Plus, you know exactly what you’re getting with Jamal Crawford — 15 to 18 points a game on 40ish percent shooting, too many threes for a guy who only shoots 35 percent from long range, bad defense and those couple of games a season when he can’t miss and drops an absurd amount of points and you think, “Oh snap, Jamal Crawford dropped 47. That guy can really score.”

At 31, he’s not changing. For a team like Miami who is looking for a bench guy to carry some of the scoring load when LeBron James and Dwyane Wade are out, that’s appealing. Portland I don’t get, since they have 58 good guards on their roster, including two who are extremely well paid.
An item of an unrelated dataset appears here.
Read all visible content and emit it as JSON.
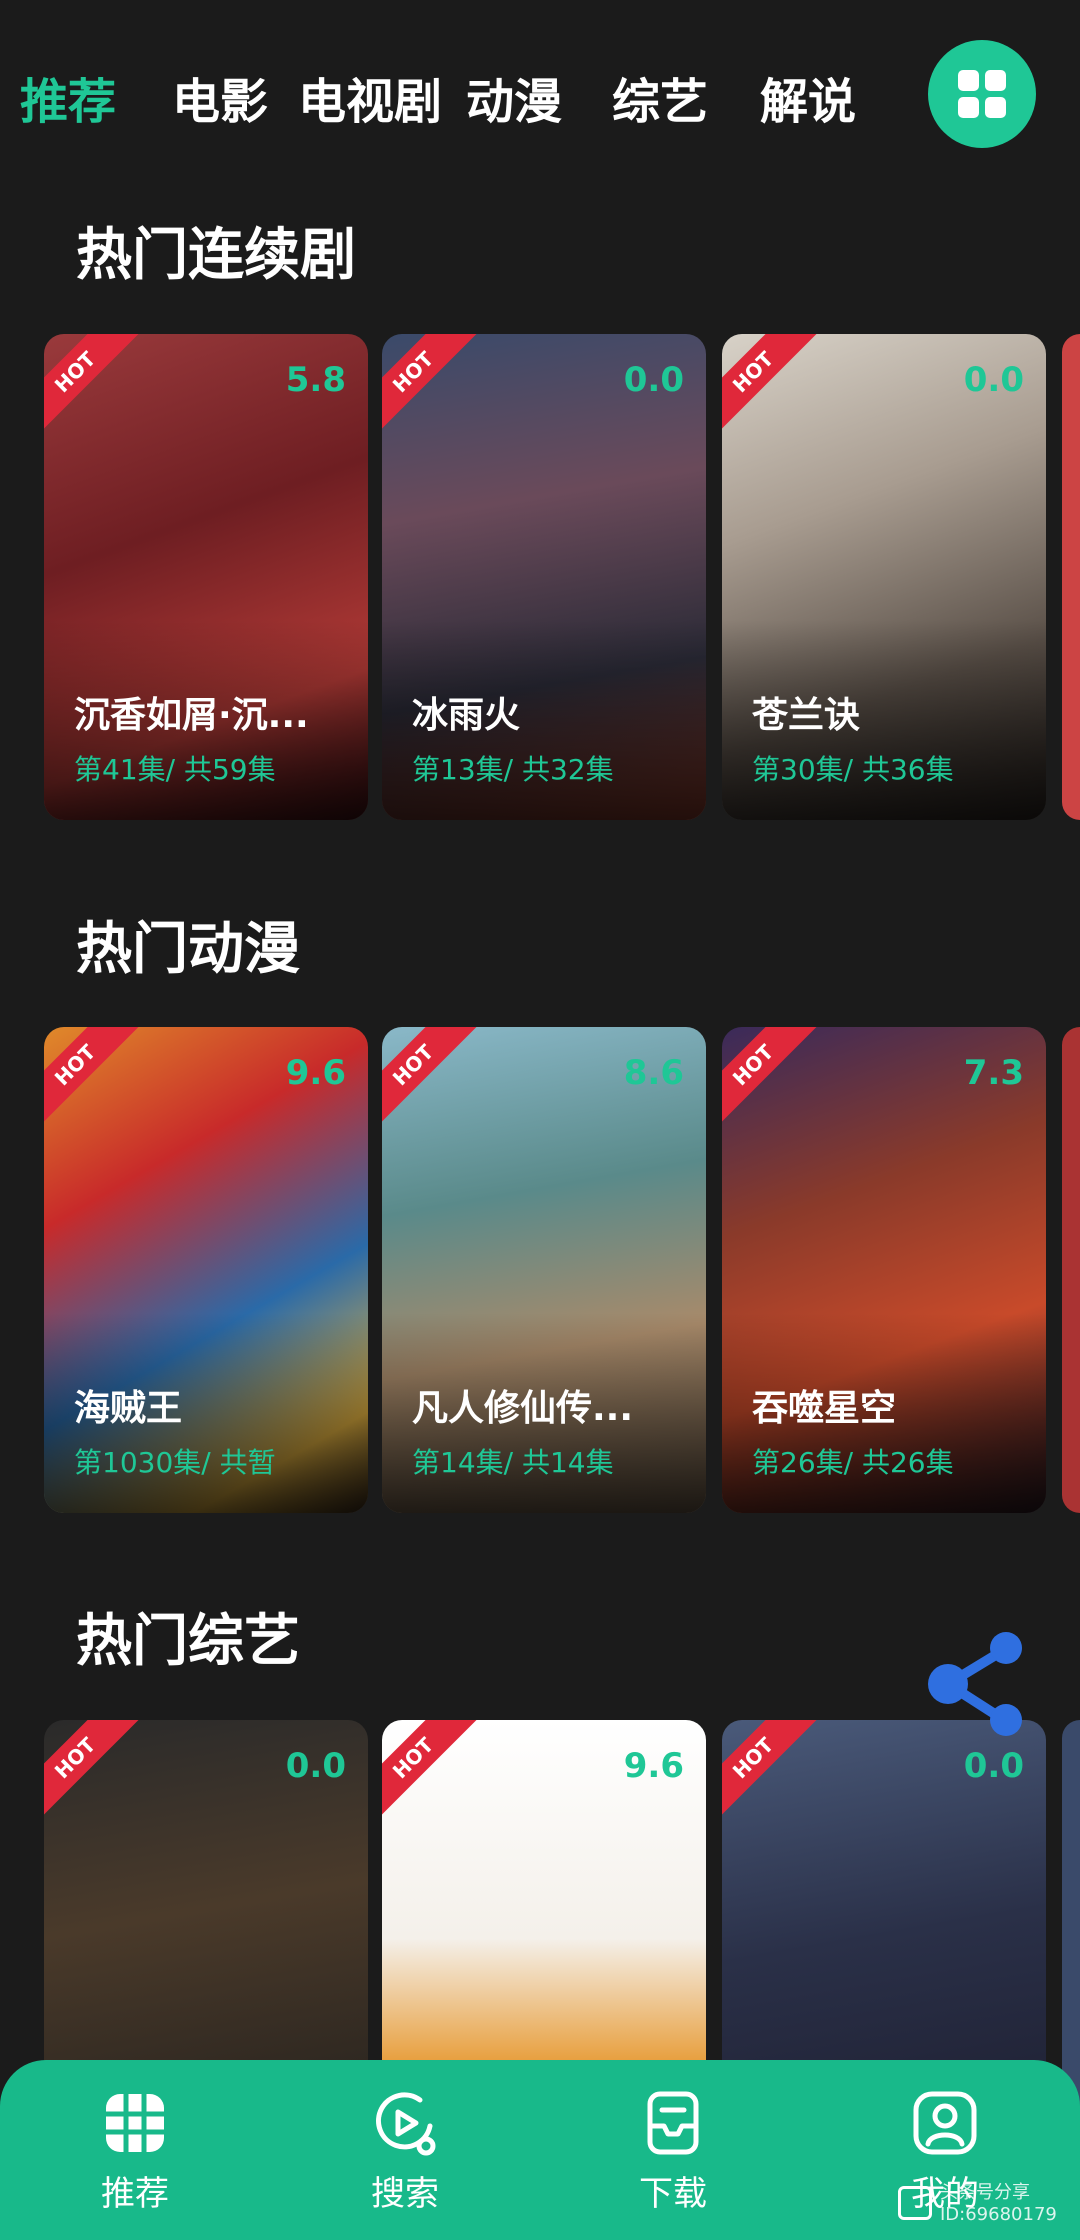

But he’s from Seattle so I guess the regional connection is the draw. Whatevs.

The funny thing about this is that Jamal Crawford is the kind of guy who’d get wildly overpaid under the previous collective bargaining agreement. Talk about bad timing — you just know some team looking to make a splash would give him four years and $30 million, despite the fact he’s a 31-year-old sixth man.

At the very least, 16-year-old Trey Kerby would offer him such a contract and never look back. That’s probably why I was a lifeguard and not an NBA general manager.